Incoherence courses through this Netflix Original, a 1980s-set political thriller that Rees wrote with Marco Villalobos. Anne Hathaway — her natural luminosity dimmed down to zero — plays Elena McMahon, a D.C. journalist who’s been told to stop reporting on the Reagan-era scandal she’s been covering, about U.S. funding of the anti-communist Contras in Nicaragua. Her new assignment at the fictional Atlantic Post (a less timid Didion named the real Washington Post) is to report on the president’s 1984 re-election campaign. “Some real things have happened lately,” says Elena in voice-over. “I want to know why.” Good luck with that, sister.
Instead, the film sends Elena globe-trotting around Nicaragua, El Salvador, Costa Rica, Los Angeles, and Miami, for reasons that remain murky. There’s something about her gunrunning, dementia-plagued daddy, Richard (Willem Dafoe), who needs her to help him pull off one last job that takes her back to the — wait for it — Contras. Things get worse when Elena encounters Treat Morrison, a shady diplomat, played by Ben Affleck as if a stick had been permanently placed up his ass. For obscure reasons, none having to do with sexual chemistry, Elena hops into bed with Treat. For his part, the bureaucrat looks far more aroused eating pie with Secretary of State George Schultz (Julian Gamble).

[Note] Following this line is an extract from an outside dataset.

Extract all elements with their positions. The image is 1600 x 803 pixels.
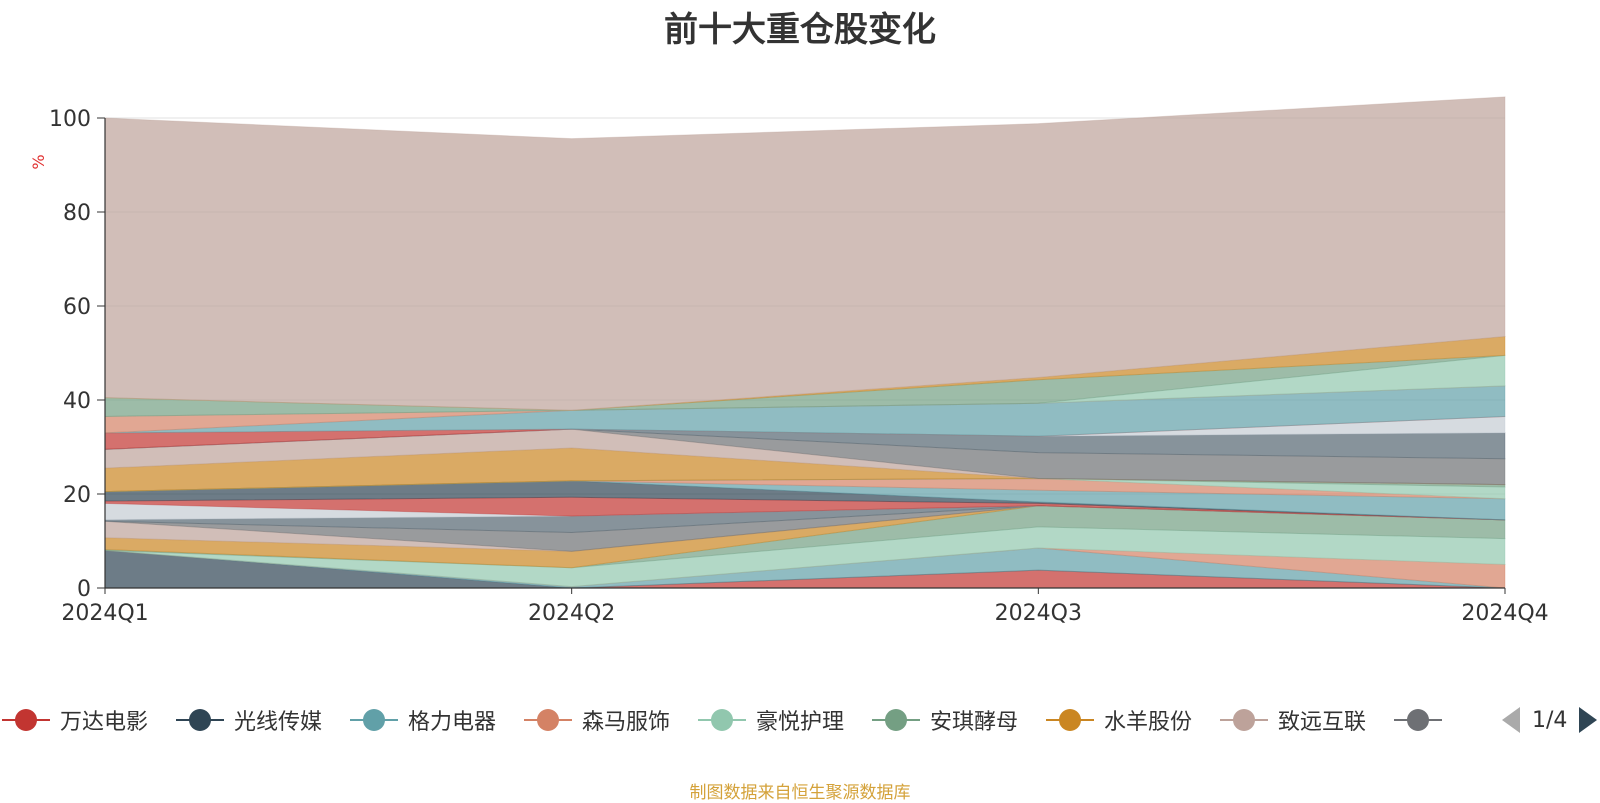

Amid such confusing, incoherent doings, the divorced Elena phones her unhappy daughter at boarding school, takes a job as a maid at a resort run by an ex-pat played by Toby Jones, and seeks guidance from fellow journalist Alma (Rosie Perez). If she could help us negotiate this movie, we’d all be in her debt as well. It’s not as if Didion ever held the hands of readers to get them through the thickets of her biting prose. But the author’s provocative look at the moral crisis of a reporter who gets personally caught up in the story she’s covering had the advantage of a central theme. The movie settles for a series of baffling loose ends. In the novel, Didion mercilessly exposed the hollow core of American democracy. On film, The Last Thing He Wanted settles for just being hollow. It’s the last thing any of us wanted.